This isn't a sham privacy claim like the kind made by Apple that requires you to trust the provider, either. Signal's clients are famously open source - something Apple does not do for pretty much any part of iOS or Mac OS:

- https://github.com/signalapp/Signal-Android

- https://github.com/signalapp/Signal-iOS

- https://github.com/signalapp/Signal-Desktop

Additionally, most of the Signal server's source code (nix the anti-spam components) is open source, as well as the libsignal library used across the clients and server alike:

- https://github.com/signalapp/Signal-Desktop

- https://github.com/signalapp/libsignal

Apple could be this transparent if they wanted to. They choose not to be, because the truth is, they do not actually care about user privacy, they are constantly collecting massive amounts of telemetry, user data, and user metadata from every single device they make, and they have been proven to share this data extensively with the federal government via the Snowden leaks, even in spite of the few actions they take publicly to maintain the marketing illusion of being a company that cares about user privacy, such as in the wake of the San Bernardino shooting.

Why is Apple taking the harder route then?
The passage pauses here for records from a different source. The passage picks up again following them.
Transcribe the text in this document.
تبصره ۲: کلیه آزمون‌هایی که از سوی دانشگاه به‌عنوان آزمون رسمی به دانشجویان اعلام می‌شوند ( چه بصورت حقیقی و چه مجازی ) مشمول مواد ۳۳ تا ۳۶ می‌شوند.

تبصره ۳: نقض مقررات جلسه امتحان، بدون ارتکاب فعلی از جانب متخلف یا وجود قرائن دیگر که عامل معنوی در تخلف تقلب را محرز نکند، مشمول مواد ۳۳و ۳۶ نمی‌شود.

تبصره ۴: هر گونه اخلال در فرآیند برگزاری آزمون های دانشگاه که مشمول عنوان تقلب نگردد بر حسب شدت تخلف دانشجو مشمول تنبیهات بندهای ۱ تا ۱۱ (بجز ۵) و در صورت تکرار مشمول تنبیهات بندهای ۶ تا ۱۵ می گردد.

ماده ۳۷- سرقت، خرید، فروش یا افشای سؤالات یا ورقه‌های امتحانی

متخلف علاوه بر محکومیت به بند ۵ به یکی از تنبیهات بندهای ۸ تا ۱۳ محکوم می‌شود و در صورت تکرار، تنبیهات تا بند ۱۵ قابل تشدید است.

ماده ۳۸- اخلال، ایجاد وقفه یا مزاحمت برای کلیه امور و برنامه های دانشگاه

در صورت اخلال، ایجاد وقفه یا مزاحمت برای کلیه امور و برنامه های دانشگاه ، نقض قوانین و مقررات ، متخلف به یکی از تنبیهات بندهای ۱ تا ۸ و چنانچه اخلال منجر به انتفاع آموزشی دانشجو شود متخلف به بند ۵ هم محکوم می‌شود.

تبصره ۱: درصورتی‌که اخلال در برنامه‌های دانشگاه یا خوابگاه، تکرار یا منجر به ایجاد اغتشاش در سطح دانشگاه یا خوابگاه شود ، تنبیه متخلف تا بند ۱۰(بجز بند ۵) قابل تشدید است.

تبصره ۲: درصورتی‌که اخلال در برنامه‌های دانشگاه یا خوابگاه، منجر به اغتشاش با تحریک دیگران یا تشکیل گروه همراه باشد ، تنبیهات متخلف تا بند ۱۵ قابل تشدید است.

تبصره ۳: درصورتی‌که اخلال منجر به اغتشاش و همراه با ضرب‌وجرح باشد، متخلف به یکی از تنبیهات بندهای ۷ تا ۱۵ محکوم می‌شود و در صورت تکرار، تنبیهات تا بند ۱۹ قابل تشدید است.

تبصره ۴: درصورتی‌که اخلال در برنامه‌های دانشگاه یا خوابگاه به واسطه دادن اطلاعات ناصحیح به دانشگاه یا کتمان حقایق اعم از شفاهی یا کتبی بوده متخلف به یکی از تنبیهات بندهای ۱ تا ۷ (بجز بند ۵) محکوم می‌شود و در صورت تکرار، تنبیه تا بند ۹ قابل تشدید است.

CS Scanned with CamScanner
Like having Maps go through proxies and get the route in small bits so that Apple's servers don't know who is going where, for example?

Meanwhile Google is giving you notifications about "would you like to review <this exact tiny shop you were just in>", because they are the good guys?

  • For the same reason the TSA exists: theater.

    The TSA performs security theater, where they take the harder route, yet fail to even detect, let alone stop 95%+ of yesterday's threats, to say nothing of today's or tomorrow's threats:

    - https://www.theverge.com/2015/6/1/8701741/tsa-screenings-hom...

    Apple performs privacy theater, where they take the harder route, yet extensively log user data and share it with federal intelligence agencies:

    - https://www.theguardian.com/world/2013/jun/06/us-tech-giants...

    As for the deeper why: it's more important to the US government for passengers to feel safe than it is for passengers to actually be truly safe.

    Likewise, it's more profitable for Apple to make its customers feel their data is private than it is for Apple to make their customers data actually be truly private.

    Apple is not privacy-preserving company.

    Apple is marketed as a privacy-preserving company.